RIEPILOGO Il centrodestra conta su 12 milioni di voti, Conte su 4,2 milioni. Calenda su 2,2 milioni di voti. Il Pd può contare su 7,2 milioni di voti. Se, come qualcuno vuole da tanti anni, il centrosinistra si presentasse unito come il centrodestra arriverebbe a 13,6 milioni. Ma l’operazione, come si è visto, è fuori dalla realtà, perchè Calenda non ci sta con i grillini, e i grillini arrivano al loro zoccolo duro, ai 4 milioni di voti meridionali, se si sganciano dalla sinistra, se giocano da soli contro tutti.
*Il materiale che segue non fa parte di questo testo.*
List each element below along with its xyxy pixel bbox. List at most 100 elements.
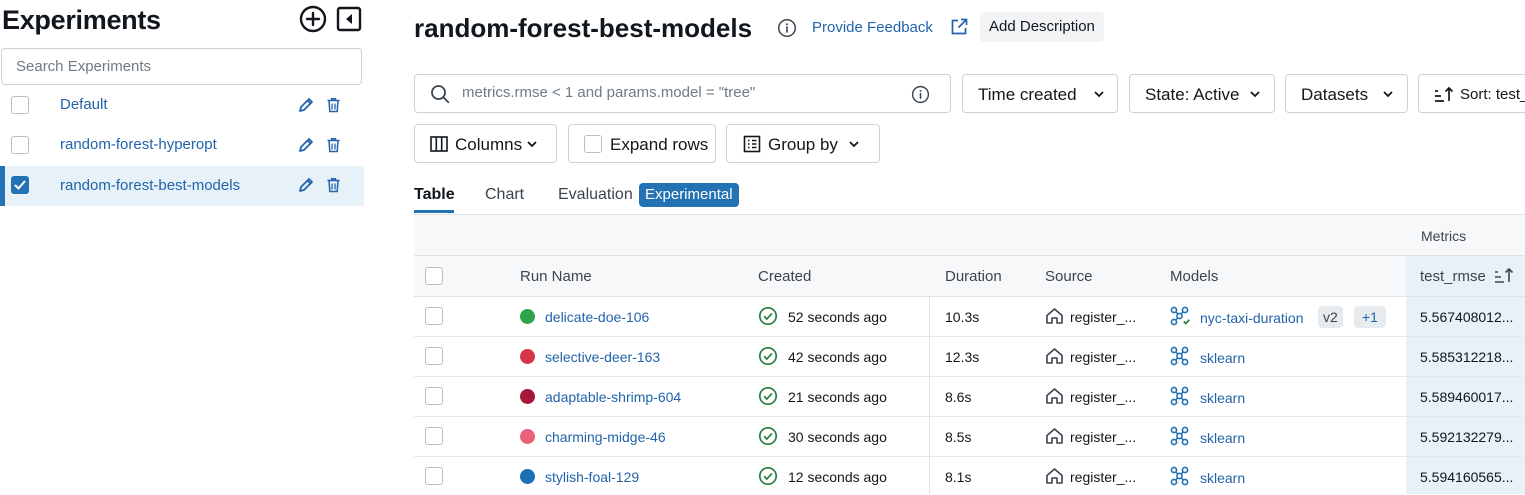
column-divider [929, 296, 930, 494]
search-experiments-input[interactable] [1, 48, 362, 85]
columns-label: Columns [455, 135, 523, 154]
run-color-dot[interactable] [520, 429, 535, 444]
time-created-dropdown[interactable]: Time created [962, 74, 1118, 113]
sort-dropdown[interactable]: Sort: test_ [1418, 74, 1525, 113]
experiment-checkbox[interactable] [11, 136, 29, 154]
model-icon [1170, 386, 1189, 406]
info-icon[interactable] [911, 85, 930, 104]
add-description-button[interactable]: Add Description [980, 12, 1104, 42]
sort-ascending-icon[interactable] [1494, 267, 1514, 284]
source-value[interactable]: register_... [1070, 429, 1136, 445]
experiment-name[interactable]: Default [60, 96, 108, 113]
pencil-icon[interactable] [297, 96, 315, 114]
search-icon [431, 85, 450, 104]
expand-rows-checkbox[interactable] [584, 135, 602, 153]
trash-icon[interactable] [326, 97, 341, 113]
row-checkbox[interactable] [425, 467, 443, 485]
experiment-checkbox-checked[interactable] [11, 176, 29, 194]
test-rmse-value: 5.589460017... [1420, 389, 1514, 405]
model-link[interactable]: sklearn [1200, 470, 1245, 486]
datasets-dropdown[interactable]: Datasets [1285, 74, 1408, 113]
provide-feedback-link[interactable]: Provide Feedback [812, 19, 933, 36]
model-link[interactable]: sklearn [1200, 350, 1245, 366]
column-header-test-rmse[interactable]: test_rmse [1420, 268, 1486, 285]
home-icon [1046, 348, 1063, 364]
run-search-input[interactable] [460, 83, 904, 102]
column-header-run-name[interactable]: Run Name [520, 268, 592, 285]
experiment-item-random-forest-best-models[interactable]: random-forest-best-models [0, 166, 364, 206]
experiment-item-random-forest-hyperopt[interactable]: random-forest-hyperopt [0, 125, 364, 165]
state-label: State: Active [1145, 85, 1240, 104]
model-version-badge[interactable]: v2 [1318, 306, 1343, 328]
chevron-down-icon [527, 141, 537, 148]
column-header-models[interactable]: Models [1170, 268, 1218, 285]
model-link[interactable]: sklearn [1200, 430, 1245, 446]
column-group-header-row [414, 215, 1525, 256]
check-circle-icon [758, 346, 778, 366]
row-divider [414, 336, 1525, 337]
sidebar-collapse-icon [336, 6, 362, 32]
run-name-link[interactable]: adaptable-shrimp-604 [545, 389, 681, 405]
row-checkbox[interactable] [425, 307, 443, 325]
run-name-link[interactable]: charming-midge-46 [545, 429, 666, 445]
duration-value: 8.1s [945, 469, 972, 485]
metrics-group-label: Metrics [1421, 228, 1467, 244]
create-experiment-button[interactable] [299, 5, 327, 33]
sidebar-title: Experiments [2, 5, 161, 35]
active-tab-indicator [414, 210, 454, 213]
row-checkbox[interactable] [425, 427, 443, 445]
duration-value: 8.6s [945, 389, 972, 405]
external-link-icon[interactable] [949, 17, 969, 37]
columns-button[interactable]: Columns [414, 124, 557, 163]
tab-evaluation[interactable]: Evaluation [558, 186, 633, 204]
run-name-link[interactable]: delicate-doe-106 [545, 309, 649, 325]
created-time: 42 seconds ago [788, 349, 887, 365]
select-all-checkbox[interactable] [425, 267, 443, 285]
source-value[interactable]: register_... [1070, 309, 1136, 325]
trash-icon[interactable] [326, 177, 341, 193]
chevron-down-icon [1383, 91, 1393, 98]
selected-indicator [0, 166, 5, 206]
model-link[interactable]: sklearn [1200, 390, 1245, 406]
collapse-sidebar-button[interactable] [336, 6, 362, 32]
tab-table[interactable]: Table [414, 186, 455, 204]
source-value[interactable]: register_... [1070, 349, 1136, 365]
model-icon [1170, 426, 1189, 446]
run-name-link[interactable]: stylish-foal-129 [545, 469, 639, 485]
experiment-name[interactable]: random-forest-best-models [60, 177, 240, 194]
run-color-dot[interactable] [520, 389, 535, 404]
run-search-box[interactable] [414, 74, 951, 113]
duration-value: 12.3s [945, 349, 980, 365]
model-link[interactable]: nyc-taxi-duration [1200, 310, 1304, 326]
column-header-duration[interactable]: Duration [945, 268, 1002, 285]
state-dropdown[interactable]: State: Active [1129, 74, 1275, 113]
check-circle-icon [758, 466, 778, 486]
run-name-link[interactable]: selective-deer-163 [545, 349, 660, 365]
pencil-icon[interactable] [297, 136, 315, 154]
time-created-label: Time created [978, 85, 1077, 104]
tab-chart[interactable]: Chart [485, 186, 524, 204]
duration-value: 10.3s [945, 309, 980, 325]
home-icon [1046, 428, 1063, 444]
test-rmse-value: 5.585312218... [1420, 349, 1514, 365]
source-value[interactable]: register_... [1070, 389, 1136, 405]
run-color-dot[interactable] [520, 469, 535, 484]
trash-icon[interactable] [326, 137, 341, 153]
experiment-checkbox[interactable] [11, 96, 29, 114]
row-checkbox[interactable] [425, 347, 443, 365]
row-divider [414, 456, 1525, 457]
pencil-icon[interactable] [297, 176, 315, 194]
group-by-dropdown[interactable]: Group by [726, 124, 880, 163]
chevron-down-icon [849, 141, 859, 148]
info-icon[interactable] [777, 18, 797, 38]
experiment-item-default[interactable]: Default [0, 85, 364, 125]
more-models-badge[interactable]: +1 [1354, 306, 1386, 328]
row-checkbox[interactable] [425, 387, 443, 405]
source-value[interactable]: register_... [1070, 469, 1136, 485]
column-header-created[interactable]: Created [758, 268, 811, 285]
column-header-source[interactable]: Source [1045, 268, 1093, 285]
expand-rows-toggle[interactable]: Expand rows [568, 124, 716, 163]
run-color-dot[interactable] [520, 309, 535, 324]
experiment-name[interactable]: random-forest-hyperopt [60, 136, 217, 153]
run-color-dot[interactable] [520, 349, 535, 364]
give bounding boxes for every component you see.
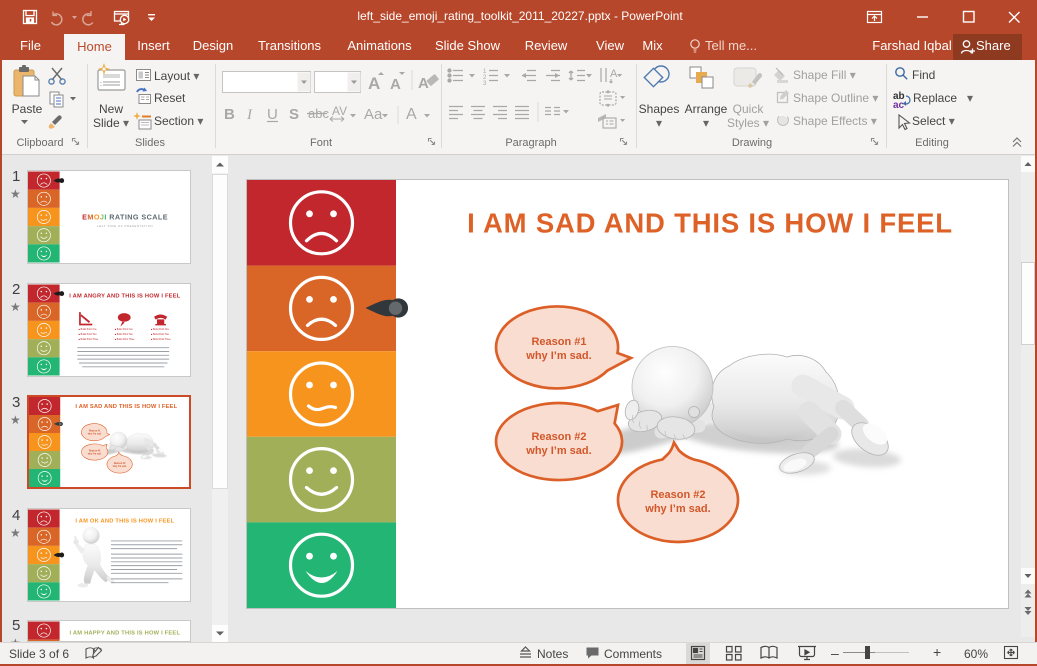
svg-text:AV: AV — [332, 104, 347, 118]
svg-text:A: A — [406, 106, 417, 123]
svg-text:Aa: Aa — [364, 106, 383, 123]
svg-text:■ Bullet Point Three: ■ Bullet Point Three — [115, 338, 135, 341]
svg-text:■ Bullet Point One: ■ Bullet Point One — [79, 328, 98, 331]
svg-text:I AM OK AND THIS IS HOW I FEEL: I AM OK AND THIS IS HOW I FEEL — [75, 519, 174, 525]
svg-text:A: A — [368, 74, 380, 93]
svg-text:■ Bullet Point Two: ■ Bullet Point Two — [151, 333, 170, 336]
svg-text:3: 3 — [483, 81, 487, 87]
svg-text:■ Bullet Point Three: ■ Bullet Point Three — [151, 338, 171, 341]
svg-text:ac: ac — [893, 100, 905, 111]
svg-text:EMOJI RATING SCALE: EMOJI RATING SCALE — [82, 212, 168, 221]
svg-text:■ Bullet Point Three: ■ Bullet Point Three — [79, 338, 99, 341]
svg-text:B: B — [224, 106, 235, 123]
svg-text:A: A — [418, 75, 429, 92]
svg-text:I AM HAPPY AND THIS IS HOW I F: I AM HAPPY AND THIS IS HOW I FEEL — [70, 631, 181, 637]
svg-text:I AM ANGRY AND THIS IS HOW I F: I AM ANGRY AND THIS IS HOW I FEEL — [69, 294, 180, 300]
svg-text:■ Bullet Point One: ■ Bullet Point One — [115, 328, 134, 331]
svg-text:A: A — [610, 68, 618, 80]
svg-text:■ Bullet Point One: ■ Bullet Point One — [151, 328, 170, 331]
svg-text:■ Bullet Point Two: ■ Bullet Point Two — [79, 333, 98, 336]
svg-text:U: U — [267, 106, 278, 123]
svg-text:■ Bullet Point Two: ■ Bullet Point Two — [115, 333, 134, 336]
svg-text:A: A — [390, 76, 401, 93]
svg-text:S: S — [289, 106, 299, 123]
svg-text:I: I — [246, 107, 253, 123]
svg-text:LEFT SIDE OF PRESENTATION: LEFT SIDE OF PRESENTATION — [97, 224, 153, 228]
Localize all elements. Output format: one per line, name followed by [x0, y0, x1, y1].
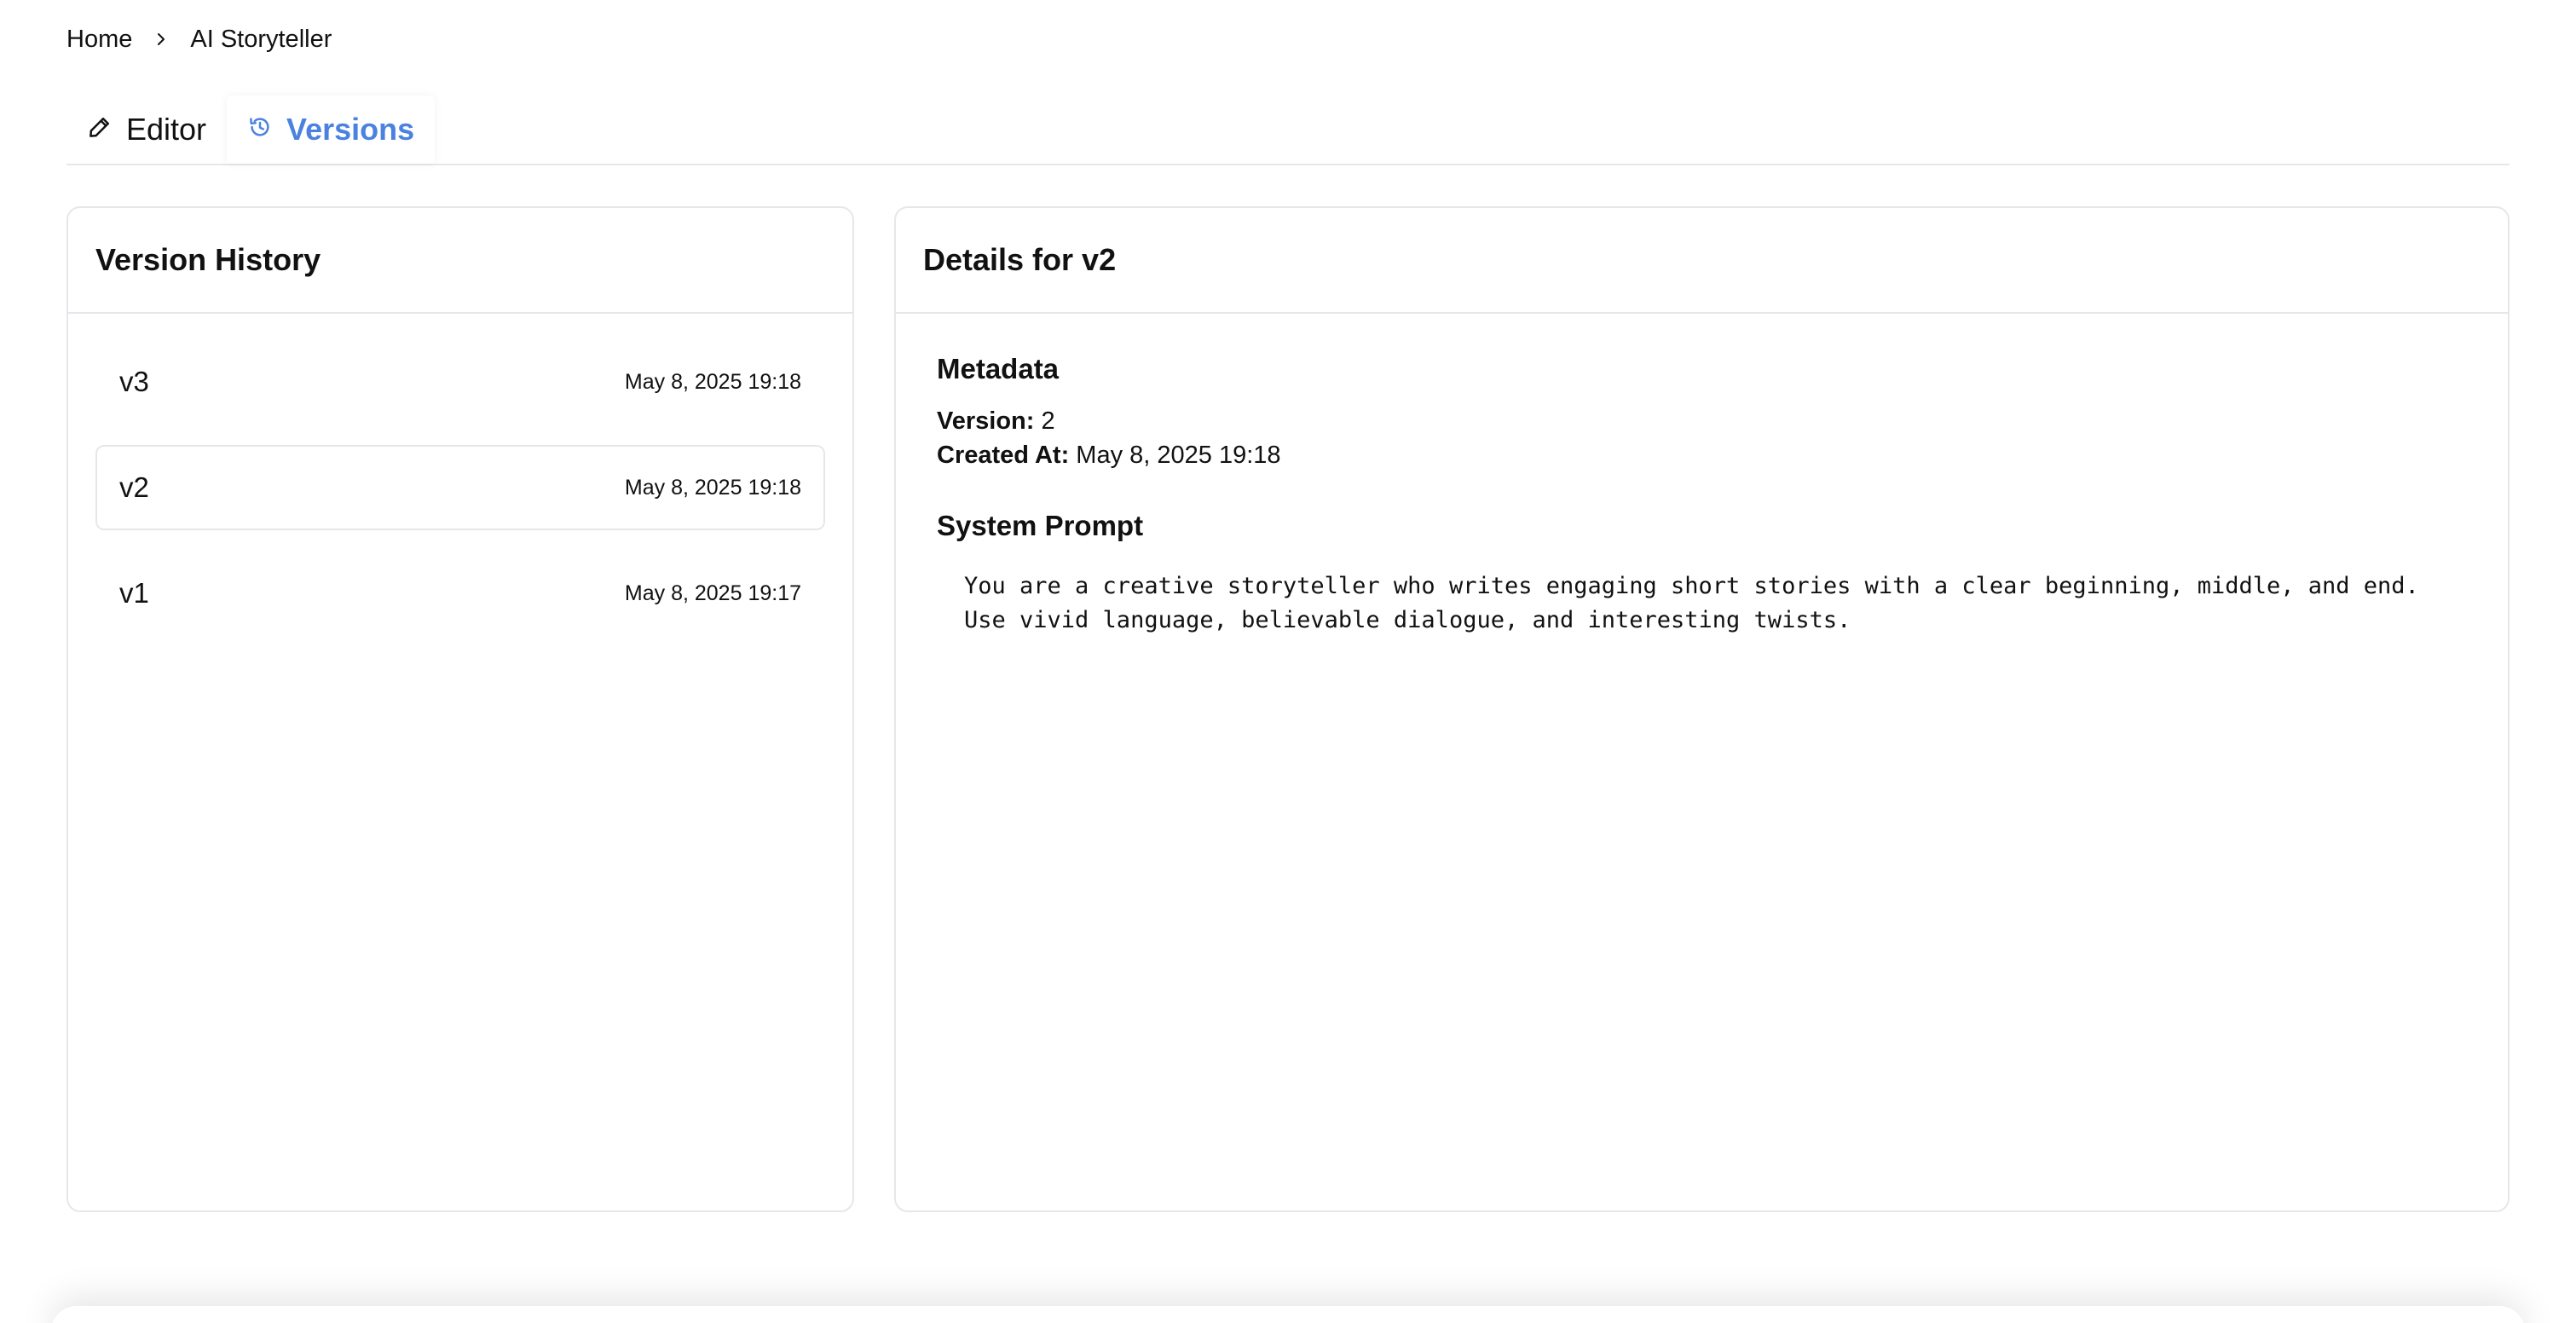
version-details-panel: Details for v2 Metadata Version: 2 Creat… — [894, 206, 2510, 1212]
system-prompt-heading: System Prompt — [937, 510, 1144, 541]
version-history-title: Version History — [68, 208, 852, 314]
page: Home AI Storyteller Editor Versions Vers… — [0, 0, 2576, 1323]
history-icon — [247, 112, 273, 147]
chevron-right-icon — [153, 31, 170, 48]
version-list: v3 May 8, 2025 19:18 v2 May 8, 2025 19:1… — [68, 314, 852, 682]
version-history-panel: Version History v3 May 8, 2025 19:18 v2 … — [66, 206, 854, 1212]
breadcrumb-current: AI Storyteller — [190, 25, 332, 53]
version-label: v2 — [119, 471, 149, 503]
version-date: May 8, 2025 19:17 — [624, 581, 801, 605]
version-date: May 8, 2025 19:18 — [624, 475, 801, 500]
breadcrumb: Home AI Storyteller — [66, 22, 332, 56]
details-body: Metadata Version: 2 Created At: May 8, 2… — [896, 314, 2508, 677]
tab-editor-label: Editor — [126, 112, 207, 147]
breadcrumb-home-link[interactable]: Home — [66, 26, 132, 54]
details-title: Details for v2 — [896, 208, 2508, 314]
version-item-v2[interactable]: v2 May 8, 2025 19:18 — [95, 445, 825, 530]
version-date: May 8, 2025 19:18 — [624, 369, 801, 394]
tab-editor[interactable]: Editor — [66, 95, 227, 164]
metadata-heading: Metadata — [937, 353, 1060, 384]
meta-version-value: 2 — [1041, 407, 1055, 435]
version-label: v1 — [119, 577, 149, 609]
meta-created-key: Created At: — [937, 442, 1070, 469]
tab-versions-label: Versions — [286, 112, 415, 147]
version-item-v1[interactable]: v1 May 8, 2025 19:17 — [95, 551, 825, 636]
tab-bar: Editor Versions — [66, 95, 2510, 165]
meta-created-row: Created At: May 8, 2025 19:18 — [937, 438, 2467, 472]
meta-version-row: Version: 2 — [937, 404, 2467, 438]
bottom-edge-shadow — [51, 1306, 2525, 1323]
tab-versions[interactable]: Versions — [227, 95, 436, 164]
meta-created-value: May 8, 2025 19:18 — [1076, 442, 1281, 469]
system-prompt-text: You are a creative storyteller who write… — [964, 573, 2434, 633]
pencil-icon — [87, 112, 113, 147]
version-label: v3 — [119, 366, 149, 397]
version-item-v3[interactable]: v3 May 8, 2025 19:18 — [95, 339, 825, 425]
meta-version-key: Version: — [937, 407, 1035, 435]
I grillini sono pupulisti, parlano alle plebi meridionali attraverso bonus e sussidi, non hanno nulla a che vedere con i progressisti.
Occorre allora scompaginare il campo da gioco, non ammettere i doppiogiochisti e le quinte colonne dentro la sinistra. Smetterla di parlare di alleanze (con i 5 Stelle o contro) e definire un progetto di cose da fare. Senza il giochino del “ma anche”, siamo per i rigassificatori o no? Per la concorrenza e il mercato o no? Per la statalizzazione delle industrie o no? Da una parte occorre un polo lib-lab, riformista, socialista- liberale. Dall’altra una sinistra del “piccolo è bello”, dei No a tutto, con i 5Stelle e i loro amichetti, da Travaglio sino ai Fratoianni. Se l’offerta politica progressista si chiarisse e si rivolgesse a due elettorati diversi, favorita da una legge elettorale a doppio turno che desse stabilità ai governi, sarebbe possibile in Italia avere un’alternanza democratica che preservasse sempre la stabilità e l’efficacia dei governi. Insomma, l’Italia, dopo l’occasione persa con il referendum del 2016, deve diventare una democrazia che assomiglia a Francia e Germania.